R Le Parti républicain américain a besoin d'une transformation. Il a besoin de temps pour trouver un nouveau leader et de réorganiser ses idées. Il a l'occasion de se poser des questions importantes sur l'économie, la présence de l'État dans l'économie et au point de vue de la sécurité internationale. En Europe, la droite est majoritaire et ça semble être une tendance: en Allemagne, en Italie, en France. J'espère que l'Espagne fera la même chose aux prochaines élections. Mais je ne serai pas de la course.

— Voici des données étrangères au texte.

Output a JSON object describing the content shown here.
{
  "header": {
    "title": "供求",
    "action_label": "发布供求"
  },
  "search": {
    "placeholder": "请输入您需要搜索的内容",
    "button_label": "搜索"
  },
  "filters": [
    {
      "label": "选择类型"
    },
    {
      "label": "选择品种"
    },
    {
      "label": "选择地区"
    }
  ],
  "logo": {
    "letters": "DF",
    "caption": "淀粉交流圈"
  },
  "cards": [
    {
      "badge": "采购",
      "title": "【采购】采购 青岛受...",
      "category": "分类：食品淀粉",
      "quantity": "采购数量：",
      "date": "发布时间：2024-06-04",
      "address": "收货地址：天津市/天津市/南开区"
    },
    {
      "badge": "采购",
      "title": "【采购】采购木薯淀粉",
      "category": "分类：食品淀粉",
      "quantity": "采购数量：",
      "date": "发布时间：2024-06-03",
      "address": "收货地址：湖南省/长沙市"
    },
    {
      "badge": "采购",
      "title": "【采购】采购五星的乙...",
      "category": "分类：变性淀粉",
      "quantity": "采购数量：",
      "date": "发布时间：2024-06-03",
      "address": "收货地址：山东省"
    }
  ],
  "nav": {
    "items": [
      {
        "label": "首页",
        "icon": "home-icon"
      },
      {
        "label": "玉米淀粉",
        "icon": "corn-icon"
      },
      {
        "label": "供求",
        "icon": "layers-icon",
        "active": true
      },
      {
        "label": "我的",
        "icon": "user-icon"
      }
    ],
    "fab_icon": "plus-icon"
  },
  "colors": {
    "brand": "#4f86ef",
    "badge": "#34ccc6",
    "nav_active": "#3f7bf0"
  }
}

Q Votre décision d'impliquer l'Espagne dans la guerre en Irak a eu un immense impact sur votre carrière politique. Vous êtes présentement poursuivi par le Parti communiste espagnol pour cette décision. Feriez-vous les choses différemment aujourd'hui? Bush a-t-il eu tort de partir en guerre?

R Je crois que les choses se sont améliorées depuis la guerre en Irak. Le monde est plus sûr depuis le départ de Saddam Hussein. Je ne regrette pas d'avoir envoyé l'armée espagnole en Irak: 18 des 35 pays européens ont fait la même chose! Avec ce qui se passe ailleurs en Iran, au Pakistan et en Afghanistan, on voit que maintenant les États-Unis se retirent et je pense que c'est une décision correcte.